Vibe Coding Is Not Software Engineering: The AI Development Mirage
AI has made the atoms of code essentially free. But software engineering — the process — is as expensive as it has ever been.
The emergence of powerful AI coding assistants has introduced a new variation on the self-build temptation. The reasoning goes something like this: AI has democratised software development. Anyone can build an app now. We will hire a couple of graduates, give them Claude or Cursor licences, and build what we need in-house at a fraction of the cost. This is the citizen developer argument repackaged for the AI age. And it carries all the same flaws, plus some new ones. AI coding tools are genuinely impressive. They can accelerate development, reduce boilerplate, and help less experienced developers produce working code more quickly.
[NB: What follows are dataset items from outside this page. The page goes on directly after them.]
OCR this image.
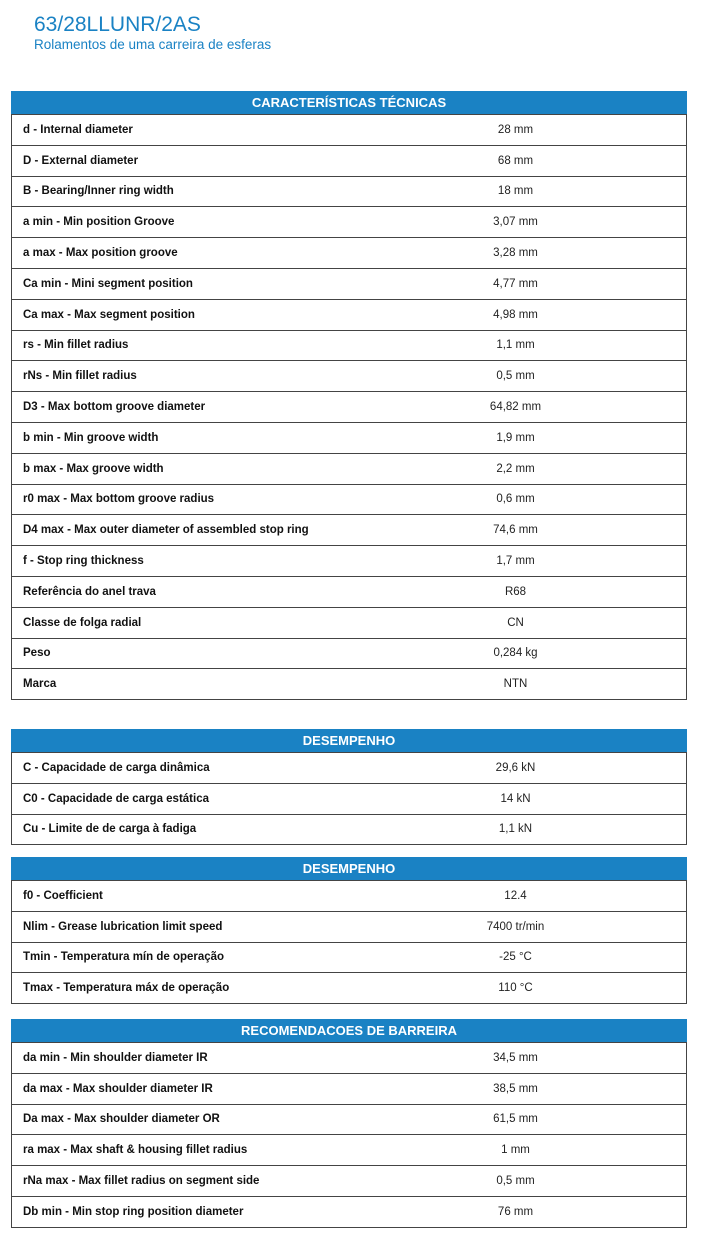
63/28LLUNR/2AS
Rolamentos de uma carreira de esferas
CARACTERÍSTICAS TÉCNICAS
d - Internal diameter	28 mm
D - External diameter	68 mm
B - Bearing/Inner ring width	18 mm
a min - Min position Groove	3,07 mm
a max - Max position groove	3,28 mm
Ca min - Mini segment position	4,77 mm
Ca max - Max segment position	4,98 mm
rs - Min fillet radius	1,1 mm
rNs - Min fillet radius	0,5 mm
D3 - Max bottom groove diameter	64,82 mm
b min - Min groove width	1,9 mm
b max - Max groove width	2,2 mm
r0 max - Max bottom groove radius	0,6 mm
D4 max - Max outer diameter of assembled stop ring	74,6 mm
f - Stop ring thickness	1,7 mm
Referência do anel trava	R68
Classe de folga radial	CN
Peso	0,284 kg
Marca	NTN
DESEMPENHO
C - Capacidade de carga dinâmica	29,6 kN
C0 - Capacidade de carga estática	14 kN
Cu - Limite de de carga à fadiga	1,1 kN
DESEMPENHO
f0 - Coefficient	12.4
Nlim - Grease lubrication limit speed	7400 tr/min
Tmin - Temperatura mín de operação	-25 °C
Tmax - Temperatura máx de operação	110 °C
RECOMENDACOES DE BARREIRA
da min - Min shoulder diameter IR	34,5 mm
da max - Max shoulder diameter IR	38,5 mm
Da max - Max shoulder diameter OR	61,5 mm
ra max - Max shaft & housing fillet radius	1 mm
rNa max - Max fillet radius on segment side	0,5 mm
Db min - Min stop ring position diameter	76 mm
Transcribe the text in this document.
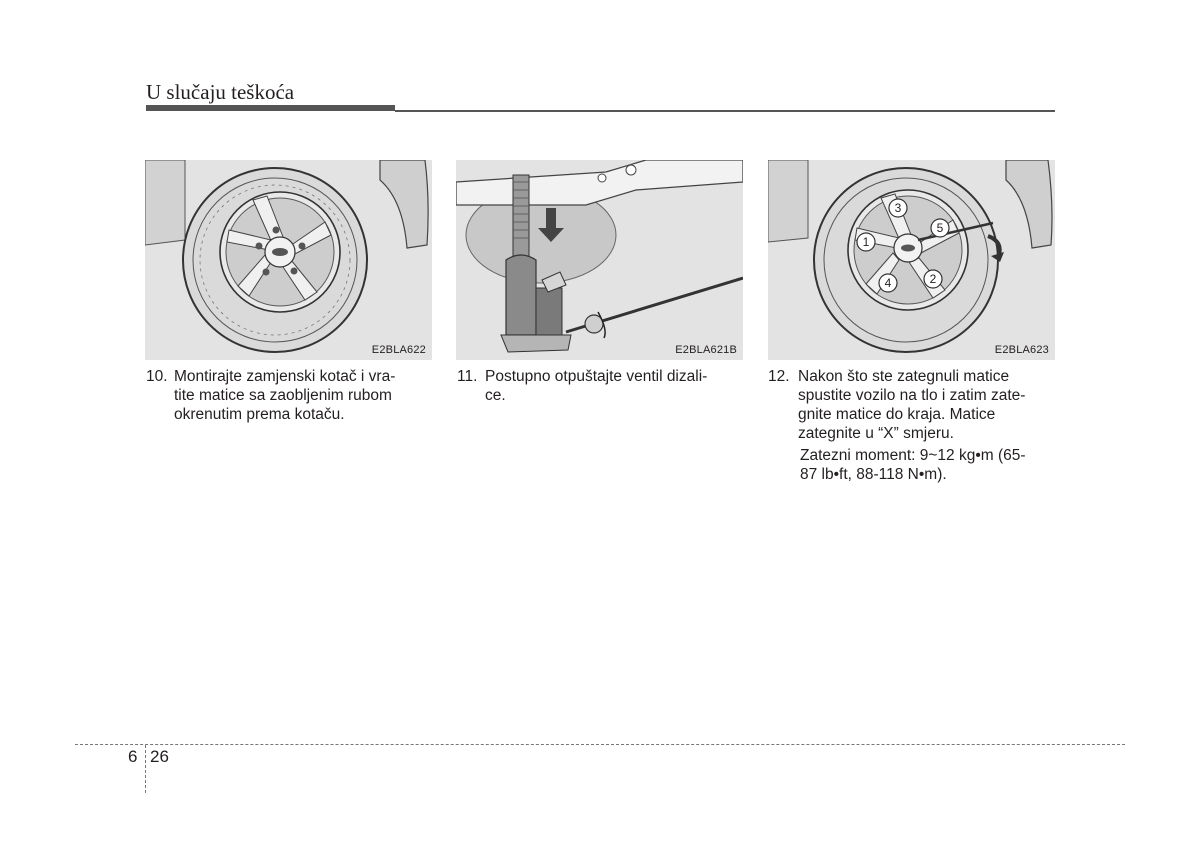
U slučaju teškoća
E2BLA622	E2BLA621B
1
2
3
4
5
E2BLA623
10. Montirajte zamjenski kotač i vra-
tite matice sa zaobljenim rubom
okrenutim prema kotaču.
11. Postupno otpuštajte ventil dizali-
ce.
12. Nakon što ste zategnuli matice
spustite vozilo na tlo i zatim zate-
gnite matice do kraja. Matice
zategnite u “X” smjeru.
Zatezni moment: 9~12 kg•m (65-
87 lb•ft, 88-118 N•m).
6 26
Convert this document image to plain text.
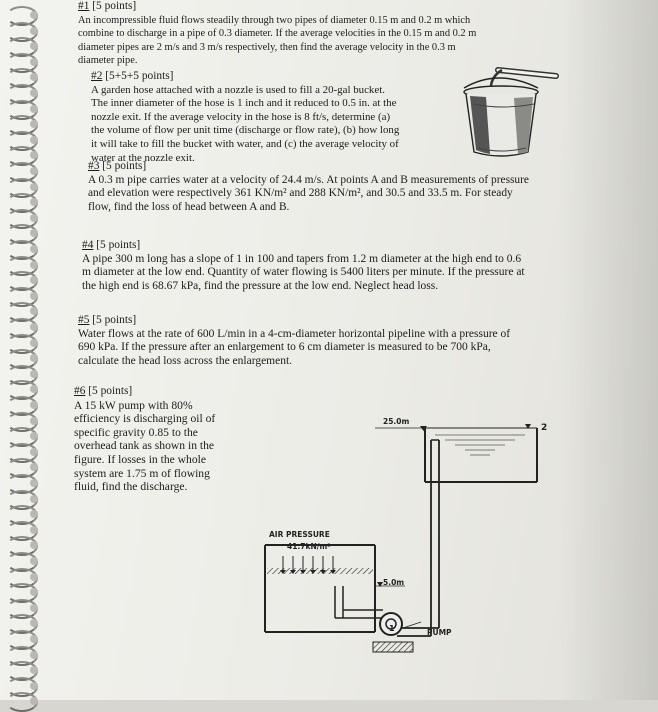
#1 [5 points]
An incompressible fluid flows steadily through two pipes of diameter 0.15 m and 0.2 m which
combine to discharge in a pipe of 0.3 diameter. If the average velocities in the 0.15 m and 0.2 m
diameter pipes are 2 m/s and 3 m/s respectively, then find the average velocity in the 0.3 m
diameter pipe.
#2 [5+5+5 points]
A garden hose attached with a nozzle is used to fill a 20-gal bucket.
The inner diameter of the hose is 1 inch and it reduced to 0.5 in. at the
nozzle exit. If the average velocity in the hose is 8 ft/s, determine (a)
the volume of flow per unit time (discharge or flow rate), (b) how long
it will take to fill the bucket with water, and (c) the average velocity of
water at the nozzle exit.
#3 [5 points]
A 0.3 m pipe carries water at a velocity of 24.4 m/s. At points A and B measurements of pressure
and elevation were respectively 361 KN/m² and 288 KN/m², and 30.5 and 33.5 m. For steady
flow, find the loss of head between A and B.
#4 [5 points]
A pipe 300 m long has a slope of 1 in 100 and tapers from 1.2 m diameter at the high end to 0.6
m diameter at the low end. Quantity of water flowing is 5400 liters per minute. If the pressure at
the high end is 68.67 kPa, find the pressure at the low end. Neglect head loss.
#5 [5 points]
Water flows at the rate of 600 L/min in a 4-cm-diameter horizontal pipeline with a pressure of
690 kPa. If the pressure after an enlargement to 6 cm diameter is measured to be 700 kPa,
calculate the head loss across the enlargement.
#6 [5 points]
A 15 kW pump with 80%
efficiency is discharging oil of
specific gravity 0.85 to the
overhead tank as shown in the
figure. If losses in the whole
system are 1.75 m of flowing
fluid, find the discharge.
25.0m
2
AIR PRESSURE
41.7kN/m²
5.0m
1	PUMP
But they do not solve the fundamental challenges of software engineering: architecture, design, testing, deployment, maintenance, security, scalability. The AI helps with the typing. It does not help with the thinking. There is a concept gaining traction among experienced software developers called the Faustian bargain. It starts as a prompt. The AI produces something that looks right, quickly. You feel powerful. But then you need to adjust something. Each fix introduces new edge cases. Each edge case requires another round of prompting. The complexity compounds. Before long, the productivity is through the roof, yet nothing really happens. And here is the part that firms forget: technology companies have access to the same AI tools. Every advantage AI coding assistants give you, they also give to professional development teams at software vendors. The delta has not changed. AI has made both sides faster. It has not made them equal. If anything, AI has widened the gap — professional teams know how to direct AI effectively, evaluate its output critically, and integrate contributions into maintainable systems. The gap between prototype and production has not changed. If anything, it has grown, because the ease of creating prototypes encourages people to underestimate the difficulty of everything that comes after.